REFLEXIONES CONSTITUCIONALES
Fenómeno con repercusiones mundiales
Alfredo Ríos Camarena
A las cero horas del martes 1 de octubre, se inició en Estados Unidos lo que han llamado “el cierre del gobierno”, que no es otra cosa que la falta de acuerdo parlamentario para aprobar el presupuesto nacional.
Ésta es la vez número 18 que sucede lo mismo en ese país por la falta de acuerdos que tienen como motivación aspectos políticos, como en el caso del presidente Clinton, que tuvo finalmente como resultado que éste obtuviera la reelección; le salió el tiro por la culata a los republicanos. En esta ocasión, el tema corresponde a aspectos sociales, se trata de frenar las leyes de salud y de asistencia denominadas Medi-Care, popularmente llamadas Obama Care, pues es increíble que en los Estados Unidos no se cuente con un régimen de seguridad social; la tozudez de los republicanos impulsados por el Ku Klux Klan Parlamentario llamado Tea Party es verdaderamente antihistórica y seguramente al mediano plazo repercutirá una vez más en su contra.
El presidente Obama declaró: “Una parte importante de la Ley de Asistencia Sanitaria Asequible entrará en vigor mañana (martes), no importa lo que el Congreso decida hacer hoy”; para la mayoría de los estadounidenses (46%) este cierre parcial de oficinas es responsabilidad de los republicanos; mientras que el 36% culpa al gobierno, otro 13% piensa que los dos partidos son los culpables.
Lo grave del asunto es que este fenómeno repercute en la economía mundial donde han caído las bolsas, y también en forma muy directa en la economía mexicana, dada nuestra profunda vinculación comercial y económica con nuestros vecinos; el costo de esta crisis la última vez que se dio fue de más de mil 500 millones de dólares.
La realidad es que la humanidad vive una severa crisis que nos ha conducido a la pobreza, a la enfermedad y a la desesperanza, pues el fracaso del modelo monetarista y globalizador ha tenido estos efectos dramáticos que desde luego se reflejan en nuestro país, pues el avance del hambre y de la miseria en los últimos 25 años es el efecto de un sistema en plena descomposición.
Al igual que allá, en México a través de la comentocracia televisiva y de la prensa nacional, se ha desatado una campaña contra la reforma fiscal, cuyo verdadero objetivo es que no se aplique el tema propuesto por el presidente respecto de la consolidación fiscal; esos mismos que lo halagan y lo abrazan son los que por la espalda defienden sus injustos y mezquinos privilegios.
Vivimos un mundo de grave crisis económica que sólo puede remediarse con un mayor apoyo a las clases sociales terriblemente marginadas y esto sólo se puede realizar con presupuestos públicos que afronten este tema.

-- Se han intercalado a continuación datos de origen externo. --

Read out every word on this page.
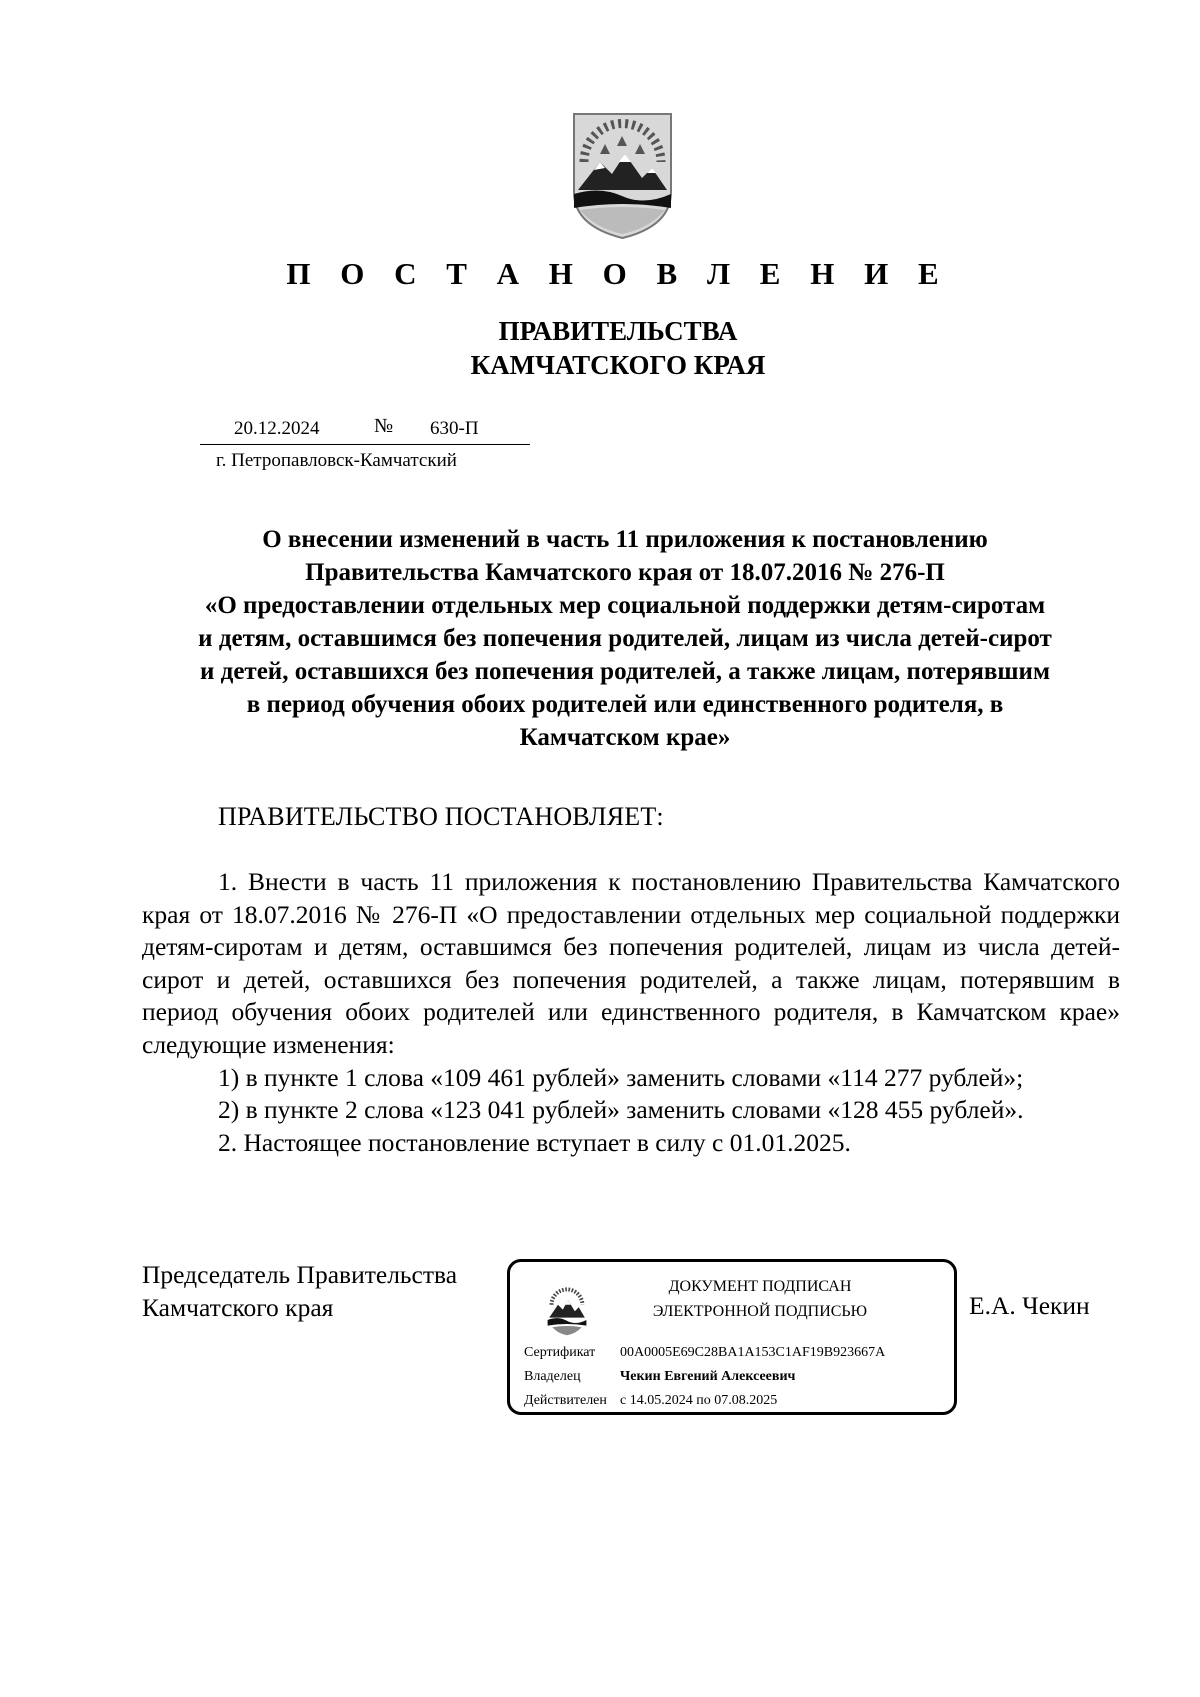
П О С Т А Н О В Л Е Н И Е
ПРАВИТЕЛЬСТВА
КАМЧАТСКОГО КРАЯ
20.12.2024	№ 630-П
г. Петропавловск-Камчатский
О внесении изменений в часть 11 приложения к постановлению
Правительства Камчатского края от 18.07.2016 № 276-П
«О предоставлении отдельных мер социальной поддержки детям-сиротам
и детям, оставшимся без попечения родителей, лицам из числа детей-сирот
и детей, оставшихся без попечения родителей, а также лицам, потерявшим
в период обучения обоих родителей или единственного родителя, в
Камчатском крае»
ПРАВИТЕЛЬСТВО ПОСТАНОВЛЯЕТ:

1. Внести в часть 11 приложения к постановлению Правительства Камчатского края от 18.07.2016 № 276-П «О предоставлении отдельных мер социальной поддержки детям-сиротам и детям, оставшимся без попечения родителей, лицам из числа детей-сирот и детей, оставшихся без попечения родителей, а также лицам, потерявшим в период обучения обоих родителей или единственного родителя, в Камчатском крае» следующие изменения:

1) в пункте 1 слова «109 461 рублей» заменить словами «114 277 рублей»;

2) в пункте 2 слова «123 041 рублей» заменить словами «128 455 рублей».

2. Настоящее постановление вступает в силу с 01.01.2025.

Председатель Правительства
Камчатского края
ДОКУМЕНТ ПОДПИСАН
ЭЛЕКТРОННОЙ ПОДПИСЬЮ
Сертификат 00A0005E69C28BA1A153C1AF19B923667A
Владелец	Чекин Евгений Алексеевич
Действителен с 14.05.2024 по 07.08.2025
Е.А. Чекин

La crisis parlamentaria que desemboca en descomposición económica es un fenómeno que tenemos que prever en el corto plazo, pues en el país, mientras el presidente gana el liderazgo por su trabajo social, las condiciones de su economía cada día se ven más complicadas y difíciles. Sólo con una política contracíclica donde el Estado recupere a plenitud la conducción y rectoría de la economía, podemos enfrentar hacia el futuro inmediato esta grave crisis .
Estados Unidos seguramente superará esta parálisis legislativa y no incurrirá, como algunos prevén, en moratoria; sin embargo, los efectos que ya se dieron con este cierre temporal son nefastos para el crecimiento y desarrollo económicos.
El Congreso mexicano debe observar con cuidado este fenómeno político externo para no caer en situaciones similares, pues la reforma política la apoyan el PAN y el PRD con distintas ópticas, pero como moneda de cambio para la reforma hacendaria. Mientras que la reforma constitucional energética, también con ópticas diferentes, la apoyan el PRI y el PAN.
El avance reformista del país tiene que conducirse con sumo cuidado, pues de nada nos sirven reformas legislativas o constitucionales, si no son viables de operar y de ejecutar en la normalidad social de la nación.